イスラム金融入門(門倉貴史)

シンプルなタイトルに心を打たれるときがある。


門倉氏といえばかなり有名であるが、僕と門倉氏との出会いがコチラであった為、他の人よりも門倉氏のイメージが少しちがっているのかもしれない。だが、相変わらずの調査ぶりと、一見レポートのように見えるのだがわかりやすく咀嚼し、読みやすい文体になっていて「○○が△%でそれに…」と書かれていてもそんなに苦にならない。


内容としては、イスラム金融の基礎が大方を占めていると思っていたが、ふたを開けてみると実態経済の中のイスラム金融の現状が把握できるよう、BRIC’s、VISTA、MEDUSAを例にして解説している。そして、終わりにつれて現状から将来に向けてイスラム金融がどう世界に対して影響していくのかを論じている。新書なので、そこまで突っ込んでいないのであろうが、どれも知識のたくわえになる。
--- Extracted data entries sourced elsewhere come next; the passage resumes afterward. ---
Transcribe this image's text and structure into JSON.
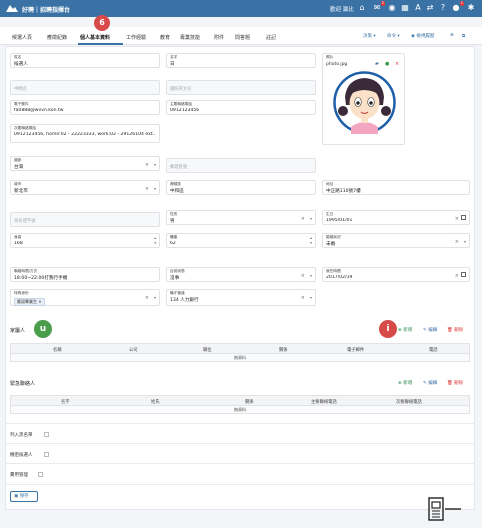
{
  "topbar": {
    "app_title": "好聘｜招聘指揮台",
    "welcome": "歡迎 瀛比",
    "notif_count": "2",
    "alert_count": "1"
  },
  "tabs": [
    {
      "label": "候選人頁"
    },
    {
      "label": "應徵紀錄"
    },
    {
      "label": "個人基本資料"
    },
    {
      "label": "工作經驗"
    },
    {
      "label": "教育"
    },
    {
      "label": "專業技能"
    },
    {
      "label": "附件"
    },
    {
      "label": "問答題"
    },
    {
      "label": "註記"
    }
  ],
  "step_marker": "6",
  "tab_tools": {
    "decide": "決策",
    "command": "命令",
    "history": "檢視履歷"
  },
  "form": {
    "name": {
      "label": "姓名",
      "value": "候選人"
    },
    "gender_name": {
      "label": "名字",
      "value": "日"
    },
    "middle_name": {
      "placeholder": "中間名"
    },
    "english_name": {
      "placeholder": "護照英文名"
    },
    "email": {
      "label": "電子郵件",
      "value": "fa0888@wvvn.kon.tw"
    },
    "phone": {
      "label": "主要聯絡電話",
      "value": "0912123456"
    },
    "other_phone": {
      "label": "次要聯絡電話",
      "value": "0912123456, home:02 - 22223333, work:02 - 29126104 ext..."
    },
    "photo": {
      "label": "照片",
      "filename": "photo.jpg"
    },
    "country": {
      "label": "國家",
      "value": "台灣"
    },
    "postal": {
      "placeholder": "郵遞區號"
    },
    "city": {
      "label": "城市",
      "value": "新北市"
    },
    "district": {
      "label": "鄉鎮區",
      "value": "中和區"
    },
    "address": {
      "label": "地址",
      "value": "中正路110號7樓"
    },
    "id_number": {
      "placeholder": "身份證字號"
    },
    "sex": {
      "label": "性別",
      "value": "男"
    },
    "birthday": {
      "label": "生日",
      "value": "1995/01/01"
    },
    "height": {
      "label": "身高",
      "value": "168"
    },
    "weight": {
      "label": "體重",
      "value": "62"
    },
    "marital": {
      "label": "婚姻狀況",
      "value": "未婚"
    },
    "contact_time": {
      "label": "聯絡時間/方式",
      "value": "18:00~22:00打我行手機"
    },
    "employment": {
      "label": "目前狀態",
      "value": "沒事"
    },
    "available": {
      "label": "就任時間",
      "value": "2017/02/19"
    },
    "special_identity": {
      "label": "特殊身份",
      "chip": "應屆畢業生"
    },
    "source": {
      "label": "職才管道",
      "value": "134 人力銀行"
    }
  },
  "markers": {
    "family": "u",
    "contacts": "i"
  },
  "family_section": {
    "title": "家屬人",
    "add": "新增",
    "edit": "編輯",
    "delete": "刪除",
    "columns": [
      "名稱",
      "公司",
      "職位",
      "關係",
      "電子郵件",
      "電話"
    ],
    "empty": "無資料"
  },
  "emergency_section": {
    "title": "緊急聯絡人",
    "add": "新增",
    "edit": "編輯",
    "delete": "刪除",
    "columns": [
      "名字",
      "姓氏",
      "關係",
      "主要聯絡電話",
      "次要聯絡電話"
    ],
    "empty": "無資料"
  },
  "checkboxes": [
    {
      "label": "列入黑名單"
    },
    {
      "label": "機密候選人"
    },
    {
      "label": "費用管理"
    }
  ],
  "save_label": "保存",
  "colors": {
    "brand": "#3a72a6",
    "danger": "#d84a4a",
    "success": "#4a9d4a"
  }
}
知識の蓄えといってもイスラム金融の知識の蓄えというよりは、新興国の情報である。イスラム金融という視点から新興国を論じているが、イスラム金融という言葉がなくても、新興国の現状把握にはもってこいである。もしかしたら、新興国向けのなにか本を書きましょうと出版社と話ていたら、新興国の共通点がイスラム金融であり、じゃあ、イスラム金融でいきましょうとなったのではないかと感じさせられる。よって、資産運用で新興国ってどういうものなのであろうという方には、とっつきやすい一冊なのではないかと感じる。


読後の感想としては、世界はフラットになったな。だが、そこをよくみると次にくるものがひしめきあっているのだなと感じさせられた。